Iraqi Kurdistan, which consists of three northern provinces, fell out of
Saddam Hussein’s control after the 1991 Gulf War. The Kurdish region became
autonomous and it was difficult for Arabs from the rest of Iraq to go there and
work without drawing unwanted attention from Saddam’s intelligence agents.
Lecturers of Arab ethnicity are now flocking to the Kurdish region to take
advantage of its relative security and the high demand for qualified academics.
Officials at Sulaimaniyah university say they actively recruit Arabs because
they are short of qualified and experienced lecturers.
In the south and middle of Iraq, lecturers face tough competition for a
limited number of jobs.
“When I got my master’s degree, I thought of teaching in Kurdistan because I
had fewer chances of finding employment in Baghdad,” said Mohammad Thinoon, a
sociology lecturer at Sulaimaniyah university.
But Arabs say they sometimes have problems teaching Kurdish students because
of the language barrier.
Most of the lecturers use Arabic as their teaching medium, creating a problem
for students who went in Kurdish-language schools and have a poor grasp of
Arabic.
"Once I wanted to make the lecturer understand me using the little Arabic I
know, but my classmates laughed so the lecturer asked me to get out," said Hemin
Tahir, a student of Kurdish.
Hasan Abdullah, studying sociology at Sulaimaniyah university, said he was
astonished the first time a lecturer gave out Arabic-language handouts and told
the class, "you can answer in Arabic in the exams".

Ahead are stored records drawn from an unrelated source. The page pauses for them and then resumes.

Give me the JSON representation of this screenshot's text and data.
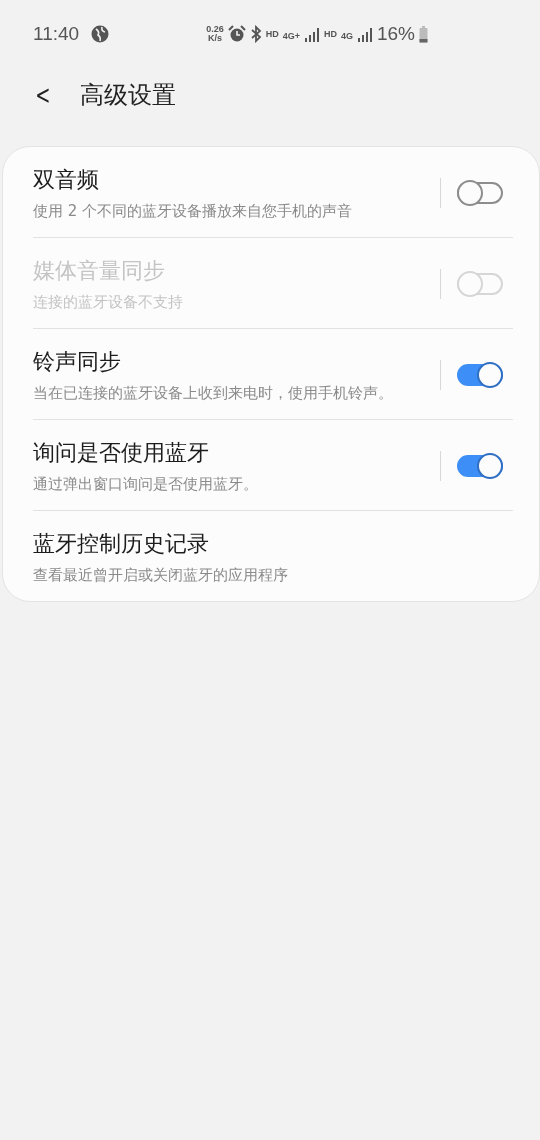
{
  "status_bar": {
    "time": "11:40",
    "speed_value": "0.26",
    "speed_unit": "K/s",
    "hd_1": "HD",
    "network_1": "4G+",
    "hd_2": "HD",
    "network_2": "4G",
    "battery": "16%"
  },
  "header": {
    "back": "<",
    "title": "高级设置"
  },
  "items": [
    {
      "kind": "switch",
      "title": "双音频",
      "subtitle": "使用 2 个不同的蓝牙设备播放来自您手机的声音",
      "on": false,
      "disabled": false
    },
    {
      "kind": "switch",
      "title": "媒体音量同步",
      "subtitle": "连接的蓝牙设备不支持",
      "on": false,
      "disabled": true
    },
    {
      "kind": "switch",
      "title": "铃声同步",
      "subtitle": "当在已连接的蓝牙设备上收到来电时，使用手机铃声。",
      "on": true,
      "disabled": false
    },
    {
      "kind": "switch",
      "title": "询问是否使用蓝牙",
      "subtitle": "通过弹出窗口询问是否使用蓝牙。",
      "on": true,
      "disabled": false
    },
    {
      "kind": "link",
      "title": "蓝牙控制历史记录",
      "subtitle": "查看最近曾开启或关闭蓝牙的应用程序",
      "disabled": false
    }
  ]
}
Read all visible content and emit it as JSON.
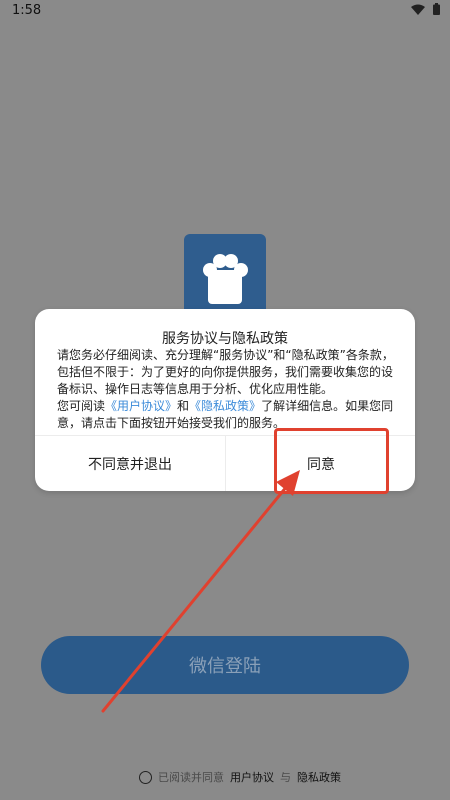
{
  "status_bar": {
    "time": "1:58",
    "icons": [
      "wifi-icon",
      "battery-icon"
    ]
  },
  "app": {
    "logo_icon": "paw-icon",
    "accent_color": "#2f5d8e"
  },
  "login": {
    "wechat_label": "微信登陆"
  },
  "agreement": {
    "prefix": "已阅读并同意",
    "user_agreement": "用户协议",
    "sep": "与",
    "privacy_policy": "隐私政策",
    "checked": false
  },
  "dialog": {
    "title": "服务协议与隐私政策",
    "para1": "请您务必仔细阅读、充分理解“服务协议”和“隐私政策”各条款，包括但不限于：为了更好的向你提供服务，我们需要收集您的设备标识、操作日志等信息用于分析、优化应用性能。",
    "para2_a": "您可阅读",
    "para2_link1": "《用户协议》",
    "para2_and": "和",
    "para2_link2": "《隐私政策》",
    "para2_b": "了解详细信息。如果您同意，请点击下面按钮开始接受我们的服务。",
    "decline_label": "不同意并退出",
    "agree_label": "同意"
  },
  "annotation": {
    "highlight_color": "#e0412f"
  }
}
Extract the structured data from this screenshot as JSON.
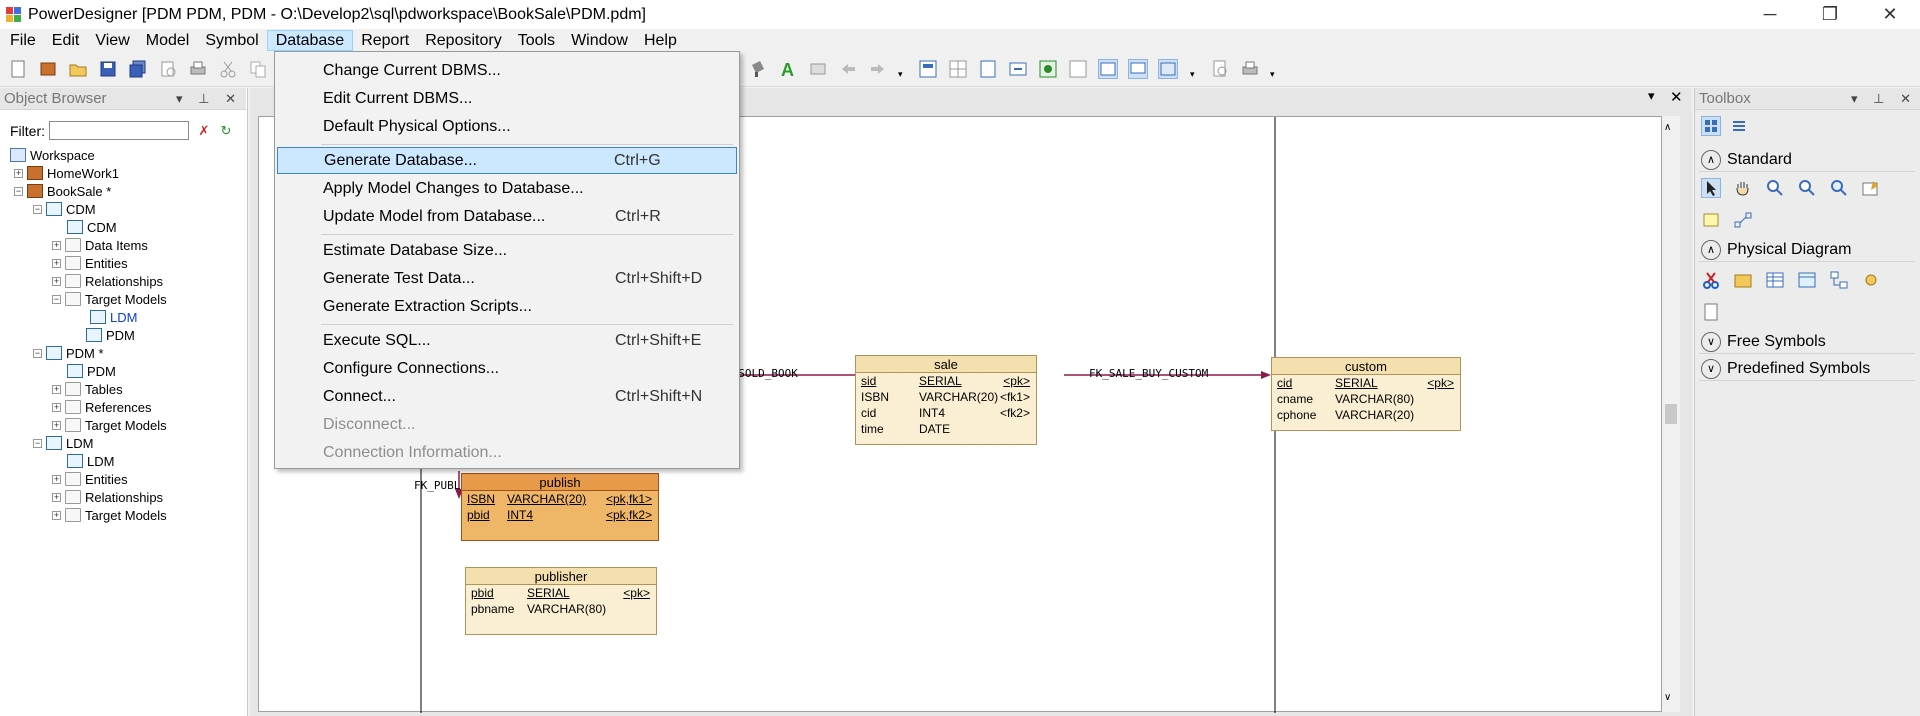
{
  "window": {
    "title": "PowerDesigner [PDM PDM, PDM - O:\\Develop2\\sql\\pdworkspace\\BookSale\\PDM.pdm]",
    "minimize": "─",
    "maximize": "❐",
    "close": "✕"
  },
  "menubar": [
    "File",
    "Edit",
    "View",
    "Model",
    "Symbol",
    "Database",
    "Report",
    "Repository",
    "Tools",
    "Window",
    "Help"
  ],
  "object_browser": {
    "title": "Object Browser",
    "filter_label": "Filter:",
    "filter_value": "",
    "tree": [
      {
        "label": "Workspace",
        "icon": "workspace-icon"
      },
      {
        "label": "HomeWork1",
        "icon": "model-icon"
      },
      {
        "label": "BookSale *",
        "icon": "model-icon"
      },
      {
        "label": "CDM",
        "icon": "model-icon"
      },
      {
        "label": "CDM",
        "icon": "diagram-icon"
      },
      {
        "label": "Data Items",
        "icon": "folder-icon"
      },
      {
        "label": "Entities",
        "icon": "folder-icon"
      },
      {
        "label": "Relationships",
        "icon": "folder-icon"
      },
      {
        "label": "Target Models",
        "icon": "folder-icon"
      },
      {
        "label": "LDM",
        "icon": "shortcut-icon"
      },
      {
        "label": "PDM",
        "icon": "shortcut-icon"
      },
      {
        "label": "PDM *",
        "icon": "model-icon"
      },
      {
        "label": "PDM",
        "icon": "diagram-icon"
      },
      {
        "label": "Tables",
        "icon": "folder-icon"
      },
      {
        "label": "References",
        "icon": "folder-icon"
      },
      {
        "label": "Target Models",
        "icon": "folder-icon"
      },
      {
        "label": "LDM",
        "icon": "model-icon"
      },
      {
        "label": "LDM",
        "icon": "diagram-icon"
      },
      {
        "label": "Entities",
        "icon": "folder-icon"
      },
      {
        "label": "Relationships",
        "icon": "folder-icon"
      },
      {
        "label": "Target Models",
        "icon": "folder-icon"
      }
    ]
  },
  "diagram": {
    "close_button": "✕",
    "menu_button": "▾",
    "entities": [
      {
        "name": "sale",
        "columns": [
          {
            "name": "sid",
            "type": "SERIAL",
            "key": "<pk>",
            "underline": true
          },
          {
            "name": "ISBN",
            "type": "VARCHAR(20)",
            "key": "<fk1>",
            "underline": false
          },
          {
            "name": "cid",
            "type": "INT4",
            "key": "<fk2>",
            "underline": false
          },
          {
            "name": "time",
            "type": "DATE",
            "key": "",
            "underline": false
          }
        ]
      },
      {
        "name": "custom",
        "columns": [
          {
            "name": "cid",
            "type": "SERIAL",
            "key": "<pk>",
            "underline": true
          },
          {
            "name": "cname",
            "type": "VARCHAR(80)",
            "key": "",
            "underline": false
          },
          {
            "name": "cphone",
            "type": "VARCHAR(20)",
            "key": "",
            "underline": false
          }
        ]
      },
      {
        "name": "publish",
        "columns": [
          {
            "name": "ISBN",
            "type": "VARCHAR(20)",
            "key": "<pk,fk1>",
            "underline": true
          },
          {
            "name": "pbid",
            "type": "INT4",
            "key": "<pk,fk2>",
            "underline": true
          }
        ]
      },
      {
        "name": "publisher",
        "columns": [
          {
            "name": "pbid",
            "type": "SERIAL",
            "key": "<pk>",
            "underline": true
          },
          {
            "name": "pbname",
            "type": "VARCHAR(80)",
            "key": "",
            "underline": false
          }
        ]
      }
    ],
    "relations": [
      "E_SOLD_BOOK",
      "FK_SALE_BUY_CUSTOM",
      "FK_PUBLISH_PUBLISH2_PUBLISHE"
    ]
  },
  "toolbox": {
    "title": "Toolbox",
    "sections": [
      {
        "label": "Standard",
        "state": "expanded"
      },
      {
        "label": "Physical Diagram",
        "state": "expanded"
      },
      {
        "label": "Free Symbols",
        "state": "collapsed"
      },
      {
        "label": "Predefined Symbols",
        "state": "collapsed"
      }
    ]
  },
  "database_menu": {
    "items": [
      {
        "label": "Change Current DBMS...",
        "shortcut": "",
        "state": "normal"
      },
      {
        "label": "Edit Current DBMS...",
        "shortcut": "",
        "state": "normal"
      },
      {
        "label": "Default Physical Options...",
        "shortcut": "",
        "state": "normal"
      },
      {
        "label": "Generate Database...",
        "shortcut": "Ctrl+G",
        "state": "highlighted"
      },
      {
        "label": "Apply Model Changes to Database...",
        "shortcut": "",
        "state": "normal"
      },
      {
        "label": "Update Model from Database...",
        "shortcut": "Ctrl+R",
        "state": "normal"
      },
      {
        "label": "Estimate Database Size...",
        "shortcut": "",
        "state": "normal"
      },
      {
        "label": "Generate Test Data...",
        "shortcut": "Ctrl+Shift+D",
        "state": "normal"
      },
      {
        "label": "Generate Extraction Scripts...",
        "shortcut": "",
        "state": "normal"
      },
      {
        "label": "Execute SQL...",
        "shortcut": "Ctrl+Shift+E",
        "state": "normal"
      },
      {
        "label": "Configure Connections...",
        "shortcut": "",
        "state": "normal"
      },
      {
        "label": "Connect...",
        "shortcut": "Ctrl+Shift+N",
        "state": "normal"
      },
      {
        "label": "Disconnect...",
        "shortcut": "",
        "state": "disabled"
      },
      {
        "label": "Connection Information...",
        "shortcut": "",
        "state": "disabled"
      }
    ]
  },
  "colors": {
    "menu_highlight": "#cce8ff",
    "menu_highlight_border": "#3c84d6",
    "entity_fill": "#faefd2",
    "entity_selected_fill": "#f0b668",
    "relation_line": "#8b1a4a"
  }
}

Abdullah said he was forced to answer the exam questions partly in Arabic and
partly in Kurdish. "Does he give the exams to other people to grade or maybe his
children score them?" he joked.
Lecturer Waid Ibrahim says he can understand the Kurdish students’
frustrations, since as a native Arabic speaker himself, he studied Kurdish for
three months before coming to Sulaimaniyah, but still cannot write the language.
Ibrahim said the university has found a way around the language problem when
it comes to grading exams. "We have formed a committee consisting of Arab and
Kurdish lecturers,” he said. “The Kurdish lecturers translate the answers into
Arabic and we grade them."
Statistics lecturer Zakariya Yahya said any intelligent academic can find
ways of solving the language problem.
But Yahya cautioned that the problem of discrimination against Arabs is more
difficult to deal with. "That’s the influence of the Baath media, which made out
that Arabs are the main enemy of the Kurds,” he said.
The Kurdish minority was oppressed for decades by the Baath regime, and the
experience sowed deep divisions between Iraq’s Kurds and Arabs.
But university officials welcome the fresh expertise the newcomers bring. And
despite the hurdles, many Arab lecturers have no plans to leave even if things
get better in the rest of Iraq.
"Even if universities in central or southern Iraq wanted lecturers, I
wouldn't go back," said Yahya.
Wirya Hama Tahir is an IWPR trainee in Sulaimaniyah.